Subrayo este componente cultural para plantear que la cuestión evolutiva de cómo pudo haber surgido la homosexualidad quizá tenga la mira desviada. Se argumenta que, como los homosexuales no se reproducen, deberían haberse extinguido hace tiempo. Pero esto sólo es un enigma si suscribimos las prácticas de catalogación modernas. ¿Y si las preferencias sexuales declaradas son meras aproximaciones? ¿Y si nos hemos dejado lavar el cerebro para aceptar un esquema dicotómico? ¿Y qué decir de la premisa de que los homosexuales no se reproducen’? ¿Es realmente así?
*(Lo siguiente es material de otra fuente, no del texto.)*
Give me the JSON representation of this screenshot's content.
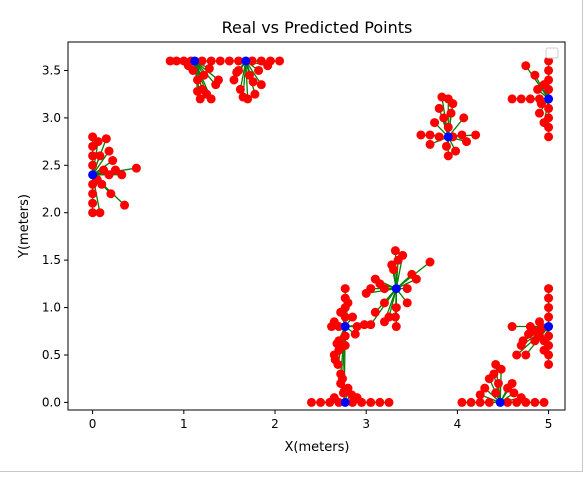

Son capaces de hacerlo, y en la sociedad moderna muchos han estado casados en alguna etapa de su vida.” (102-104) Chimpancés y bonobos nos enseñan que la orientación sexual, aunque sea innata, no tiene una polarización blanco/negro, sino que admite escalas.

 La frecuencia del contacto sexual puede estar relacionada con la actitud pacífica, a través de la hormona oxitocina: “los neurólogos han descubierto algunos hechos interesantes en relación con la oxitocina, una hormona común en los mamíferos. La oxitocina estimula las contracciones uterinas (se administra regularmente a las parturientas) y la lactancia, pero es menos sabido que también inhibe la agresión. Si se inyecta esta hormona en una rata macho, su proclividad a atacar a las crías disminuye de manera drástica. Aún más interesante es que la síntesis de esta hormona en el cerebro masculino se dispara tras la actividad sexual. En otras palabras, el sexo produce una hormona afectiva que, a su vez, inspira una actitud pacífica. En términos biológicos, esto podría explicar por qué las sociedades humanas en las que la intimidad física es común y la tolerancia sexual elevada suelen ser menos violentas que las sociedades con otra mentalidad. Puede que la gente de las sociedades sexualmente liberales tenga unos niveles de oxitocina más altos. Nadie ha medido la oxitocina en los bonobos, pero apuesto a que están llenos a rebosar.”